Der Dalai Lama, der Gottkönig mit der kahlrasierten Birne, wird ausgerechnet am Montag genau runde 80 Jahre: Holy Shit!

Psychisch und meist auch mental ist der Dalai Lama auf dem Stand eines Vierjährigen. Foto: dpa/EPA

Das Jahr 2015, laut tibetischem Kalender das des Holzschafs, steht unter überaus glücksverheißenden Vorzeichen: am 6. Juli feiert „Seine Heiligkeit“ der 14. Dalai Lama, Herrscher über das Land des Schnees und Bewahrer des rechten Glaubens, seinen 80. Geburtstag.

Buddhistischer Berechnung zufolge vollendet er freilich schon sein 624. Lebensjahr, gilt er doch als Wiedergeburt seiner dreizehn Amtsvorgänger, als deren erster er Anfang des 15. Jahrhunderts in das Amt des Großabtes der von seinem Onkel begründeten Sekte der Gelbmützen bestellt worden war, der er bis heute in ungebrochener Reinkarnationsfolge vorsteht.

Er selbst spricht von tausenden und abertausenden aufeinanderfolgender Lebenszyklen, die er bereits durchlaufen habe, letztlich sei er niemand anderer als die leibhaftige Verkörperung der höchsten Gottheit auf dem Dache der Welt, des elfköpfigen und tausendarmigen Chenrezig, der in grauer Vorzeit das Volk der Tibeter gezeugt habe. Zwei Warzen unterhalb seiner Schulterblätter stellten unzweifelhaft eine Art rudimentärer Überbleibsel dessen zusätzlicher neunhundertachtundneunzig Arme dar. Zudem verfüge er über Ohren von einer Größe, wie nur göttliche Wesen sie trügen.

Ständige Hanswurstiaden

Nein, der ältere Herr in der roten Kutte versteht sich keineswegs als Komiker, gleichwohl seine enorme Popularität nicht zuletzt derlei Absurditäten zuzuschreiben ist; samt den Hanswurstiaden, die er fortlaufend veranstaltet: wenn er bei seinen Vorträgen unmotiviert losgackert oder auf seinem Thron hin- und herschaukelt, dass es aussieht, als werde er jeden Augenblick herunterfallen, gerät sein Publikum regelmäßig in Verzückung.

Psychisch und in weiten Teilen auch mental ist der Dalai Lama auf dem Stand eines Vierjährigen.

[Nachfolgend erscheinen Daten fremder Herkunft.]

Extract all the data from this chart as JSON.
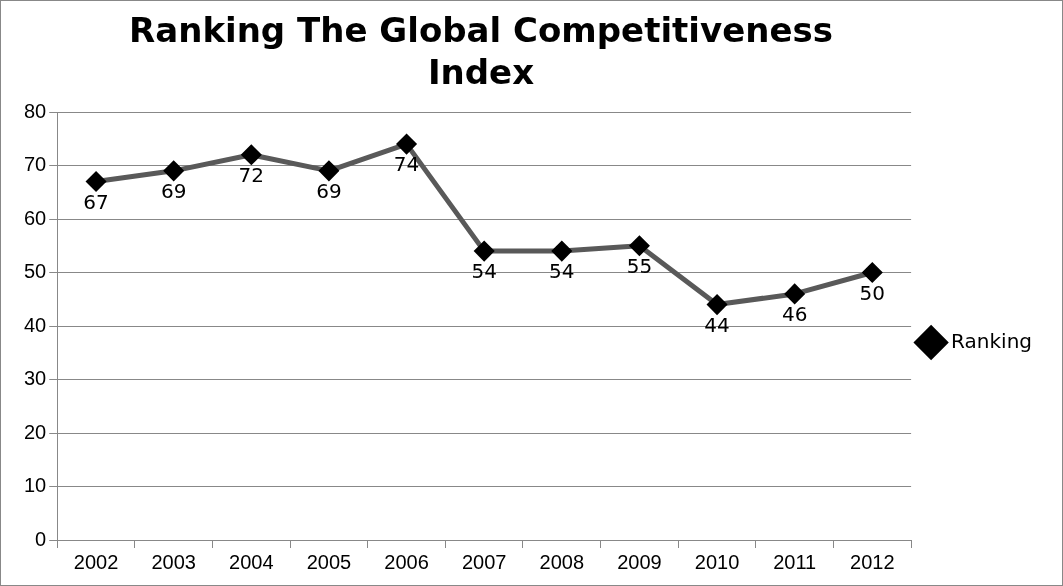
{
  "chart_data": {
    "type": "line",
    "title": "Ranking The Global Competitiveness Index",
    "categories": [
      "2002",
      "2003",
      "2004",
      "2005",
      "2006",
      "2007",
      "2008",
      "2009",
      "2010",
      "2011",
      "2012"
    ],
    "series": [
      {
        "name": "Ranking",
        "color": "#595959",
        "values": [
          67,
          69,
          72,
          69,
          74,
          54,
          54,
          55,
          44,
          46,
          50
        ]
      }
    ],
    "ylim": [
      0,
      80
    ],
    "yticks": [
      0,
      10,
      20,
      30,
      40,
      50,
      60,
      70,
      80
    ],
    "grid": "y",
    "legend": "right",
    "marker": "diamond",
    "line_style": "solid",
    "data_labels": true
  }
}
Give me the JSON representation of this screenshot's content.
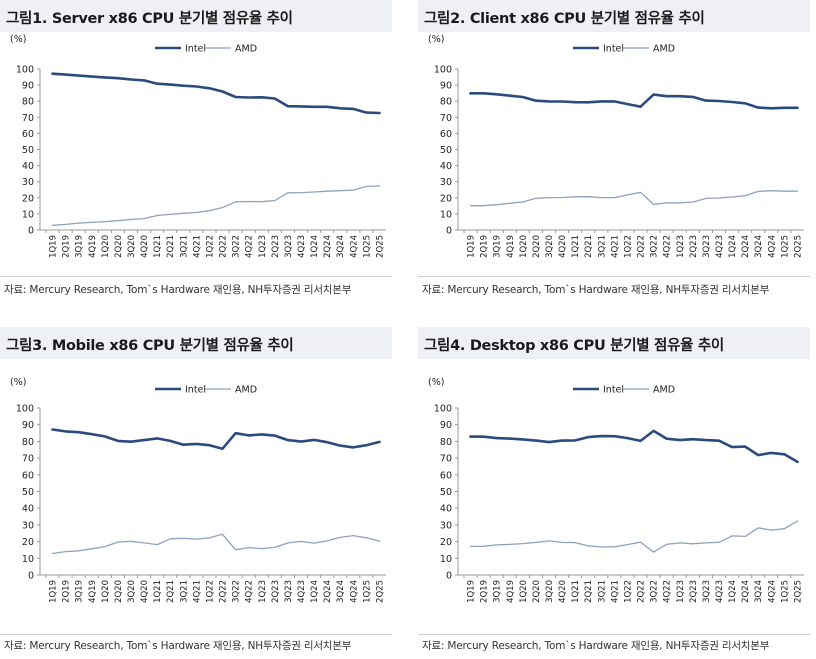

Er selbst, Jetsun Jamphel Ngawang Lobsang Yeshi Tenzin Gyatso Sisum Wangyur Tsungpa Mepai Dhe Palsangpo, hält sich vollen Ernstes für all das, was sein Endlosname bedeutet: für den Heiligsten, Barmherzigsten, Ruhmreichsten, Sanftesten, Mitleidvollsten, Sprachgewaltigsten und so fort aller, den Dalai Lama eben, Ozean des Weistums und Gottkönig Tibets.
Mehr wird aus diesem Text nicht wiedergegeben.